Nominee   Votes For   % Votes For   Votes Withheld   % Votes
                Withheld
Dr. Denis Burger   4,942,137   94.88   266,640   5.12
Dr. Erich Platzer   4,942,126   94.88   266,651   5.12
Dr. William G. Rice   4,939,458   94.83   269,319   5.17
Dr. Bradley Thompson   4,931,745   94.68   277,032   5.32
Dr. Mark D. Vincent   4,943,710   94.91   265,067   5.09
Warren Whitehead   4,944,586   94.93   264,191   5.07

Aptose shareholders also voted to re-appoint KPMG LLP as auditor of the Company.

A total of 26.2% of the issued and outstanding common shares of the Company were represented in person and by proxy at the Meeting.

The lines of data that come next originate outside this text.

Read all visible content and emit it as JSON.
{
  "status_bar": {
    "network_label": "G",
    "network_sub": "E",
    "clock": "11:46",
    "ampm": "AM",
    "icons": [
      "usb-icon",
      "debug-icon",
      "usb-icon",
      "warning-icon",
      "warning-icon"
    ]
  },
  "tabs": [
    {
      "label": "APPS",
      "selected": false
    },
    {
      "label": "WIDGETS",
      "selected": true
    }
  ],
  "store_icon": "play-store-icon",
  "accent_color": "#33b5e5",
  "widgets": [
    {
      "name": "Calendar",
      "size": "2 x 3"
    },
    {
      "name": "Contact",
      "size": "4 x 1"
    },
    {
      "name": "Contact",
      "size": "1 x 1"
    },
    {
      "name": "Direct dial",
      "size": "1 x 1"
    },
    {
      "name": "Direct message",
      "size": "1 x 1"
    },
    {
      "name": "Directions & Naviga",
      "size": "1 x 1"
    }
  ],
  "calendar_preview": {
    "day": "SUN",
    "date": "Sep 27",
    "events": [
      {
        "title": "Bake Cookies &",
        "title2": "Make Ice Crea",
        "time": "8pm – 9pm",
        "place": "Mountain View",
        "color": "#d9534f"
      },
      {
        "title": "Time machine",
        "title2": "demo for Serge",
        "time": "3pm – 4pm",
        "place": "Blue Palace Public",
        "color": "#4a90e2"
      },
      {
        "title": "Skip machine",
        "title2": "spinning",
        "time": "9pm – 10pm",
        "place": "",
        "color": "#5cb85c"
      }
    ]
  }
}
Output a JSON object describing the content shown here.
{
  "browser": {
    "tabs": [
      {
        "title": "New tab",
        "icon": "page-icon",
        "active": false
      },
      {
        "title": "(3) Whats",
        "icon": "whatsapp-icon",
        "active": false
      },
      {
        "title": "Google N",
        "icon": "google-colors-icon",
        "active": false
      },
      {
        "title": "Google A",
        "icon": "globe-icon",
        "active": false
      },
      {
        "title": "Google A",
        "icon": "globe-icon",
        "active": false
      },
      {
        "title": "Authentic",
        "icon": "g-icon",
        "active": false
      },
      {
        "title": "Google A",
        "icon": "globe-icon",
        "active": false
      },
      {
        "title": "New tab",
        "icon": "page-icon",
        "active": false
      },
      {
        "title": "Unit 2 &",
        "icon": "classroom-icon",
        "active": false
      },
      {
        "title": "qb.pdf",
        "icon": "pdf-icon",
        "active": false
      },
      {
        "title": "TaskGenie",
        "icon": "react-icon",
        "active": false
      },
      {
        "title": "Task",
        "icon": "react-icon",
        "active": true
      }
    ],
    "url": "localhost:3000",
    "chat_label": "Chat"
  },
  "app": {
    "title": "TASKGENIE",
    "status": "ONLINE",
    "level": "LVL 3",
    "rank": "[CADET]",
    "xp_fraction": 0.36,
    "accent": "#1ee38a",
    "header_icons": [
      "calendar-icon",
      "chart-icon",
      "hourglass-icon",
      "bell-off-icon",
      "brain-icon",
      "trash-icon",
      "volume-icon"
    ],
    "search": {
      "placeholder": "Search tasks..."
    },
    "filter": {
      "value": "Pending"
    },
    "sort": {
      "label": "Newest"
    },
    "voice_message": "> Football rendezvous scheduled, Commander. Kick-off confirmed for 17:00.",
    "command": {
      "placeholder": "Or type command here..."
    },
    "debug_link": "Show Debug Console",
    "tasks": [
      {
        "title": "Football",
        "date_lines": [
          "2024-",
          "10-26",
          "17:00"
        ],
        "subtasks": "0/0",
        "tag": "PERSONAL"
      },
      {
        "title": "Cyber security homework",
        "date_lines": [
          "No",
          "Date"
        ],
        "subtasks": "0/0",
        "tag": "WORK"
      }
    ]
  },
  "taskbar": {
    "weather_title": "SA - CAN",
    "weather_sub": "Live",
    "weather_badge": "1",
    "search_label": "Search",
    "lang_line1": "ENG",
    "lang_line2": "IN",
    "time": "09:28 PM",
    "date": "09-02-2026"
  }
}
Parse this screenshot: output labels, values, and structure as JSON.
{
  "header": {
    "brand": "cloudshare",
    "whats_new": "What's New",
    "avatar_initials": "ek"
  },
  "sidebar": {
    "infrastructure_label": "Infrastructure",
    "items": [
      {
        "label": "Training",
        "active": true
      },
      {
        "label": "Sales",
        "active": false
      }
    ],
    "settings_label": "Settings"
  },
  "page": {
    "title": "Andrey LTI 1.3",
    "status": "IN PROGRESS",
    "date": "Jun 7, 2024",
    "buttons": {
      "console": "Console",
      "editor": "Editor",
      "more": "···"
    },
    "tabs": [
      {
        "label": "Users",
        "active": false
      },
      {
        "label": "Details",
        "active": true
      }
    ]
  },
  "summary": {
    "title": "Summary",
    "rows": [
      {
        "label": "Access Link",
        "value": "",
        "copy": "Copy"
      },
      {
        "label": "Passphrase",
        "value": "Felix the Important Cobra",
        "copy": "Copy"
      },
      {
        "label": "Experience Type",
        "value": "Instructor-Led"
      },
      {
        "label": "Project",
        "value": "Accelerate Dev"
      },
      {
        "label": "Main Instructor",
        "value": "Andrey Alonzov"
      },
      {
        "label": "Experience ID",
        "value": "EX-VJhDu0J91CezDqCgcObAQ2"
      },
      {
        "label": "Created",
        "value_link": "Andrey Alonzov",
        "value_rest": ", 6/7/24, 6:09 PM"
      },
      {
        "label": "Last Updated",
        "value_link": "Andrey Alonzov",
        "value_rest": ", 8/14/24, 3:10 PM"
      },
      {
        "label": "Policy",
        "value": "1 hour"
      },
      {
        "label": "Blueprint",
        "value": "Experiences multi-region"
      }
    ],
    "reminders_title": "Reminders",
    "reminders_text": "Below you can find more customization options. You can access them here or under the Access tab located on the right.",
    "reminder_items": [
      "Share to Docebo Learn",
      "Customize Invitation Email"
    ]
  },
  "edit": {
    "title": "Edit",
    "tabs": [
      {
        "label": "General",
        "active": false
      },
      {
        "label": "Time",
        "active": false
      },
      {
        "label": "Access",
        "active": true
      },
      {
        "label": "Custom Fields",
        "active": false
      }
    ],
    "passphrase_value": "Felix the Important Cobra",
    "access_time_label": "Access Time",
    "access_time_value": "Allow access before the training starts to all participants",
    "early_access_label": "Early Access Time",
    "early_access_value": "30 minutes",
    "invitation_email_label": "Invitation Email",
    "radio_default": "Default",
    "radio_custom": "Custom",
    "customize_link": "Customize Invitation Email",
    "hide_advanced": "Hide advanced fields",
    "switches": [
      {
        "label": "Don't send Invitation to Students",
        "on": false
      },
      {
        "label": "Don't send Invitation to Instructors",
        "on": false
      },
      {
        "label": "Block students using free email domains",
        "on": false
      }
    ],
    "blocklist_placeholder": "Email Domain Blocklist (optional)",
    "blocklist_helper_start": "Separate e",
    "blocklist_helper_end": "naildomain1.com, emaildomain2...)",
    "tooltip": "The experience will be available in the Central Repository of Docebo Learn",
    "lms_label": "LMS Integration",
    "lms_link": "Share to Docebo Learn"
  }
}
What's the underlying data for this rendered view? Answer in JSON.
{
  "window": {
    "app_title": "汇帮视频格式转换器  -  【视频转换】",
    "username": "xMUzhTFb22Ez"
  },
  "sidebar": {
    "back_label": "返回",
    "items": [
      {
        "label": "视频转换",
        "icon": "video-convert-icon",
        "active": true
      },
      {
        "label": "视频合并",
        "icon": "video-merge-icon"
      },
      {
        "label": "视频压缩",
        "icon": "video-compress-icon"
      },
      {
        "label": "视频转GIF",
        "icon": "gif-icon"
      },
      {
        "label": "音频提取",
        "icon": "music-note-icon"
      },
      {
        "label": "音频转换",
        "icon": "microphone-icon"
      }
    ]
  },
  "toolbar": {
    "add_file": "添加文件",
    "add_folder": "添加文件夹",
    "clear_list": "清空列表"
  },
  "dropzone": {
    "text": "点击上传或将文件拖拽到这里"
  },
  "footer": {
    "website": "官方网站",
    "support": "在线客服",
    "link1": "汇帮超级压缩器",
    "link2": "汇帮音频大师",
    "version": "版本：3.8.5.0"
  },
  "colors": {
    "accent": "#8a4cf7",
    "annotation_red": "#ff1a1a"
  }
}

During the Annual Meeting of Shareholders, the Company also provided a corporate update on CG’806 and APTO-253. Data for CG’806 as a first-in-class pan-FLT3/BTK inhibitor were presented in two poster presentations last month at the 2017 AACR Hematologic Malignancies meeting held in Boston. In a study conducted at The University of Texas MD Anderson Cancer Center, CG’806 demonstrated superior potency against AML cells driven by various mutant forms of FLT3 relative to competitive agents, and achieved complete elimination of AML FLT3-ITD tumors in the absence of toxicity in a murine model. A second poster highlighted studies conducted at Oregon Health & Science University (OHSU) that demonstrated the ability of CG’806 to potently kill primary malignant cells in samples from patients with various hematologic malignancies including AML, CLL and others. The posters can be viewed at the Publications & Presentations section of the Aptose website here.  As noted previously, Aptose has continued formal studies on APTO-253 in an effort to define the root cause of recent manufacturing setbacks related to the intravenous formulation, and to restore the molecule to a state supporting clinical development and potential partnering. APTO-253 inhibits expression of the c-Myc oncogene, which highlights the rationale to develop the molecule as a potential treatment for AML.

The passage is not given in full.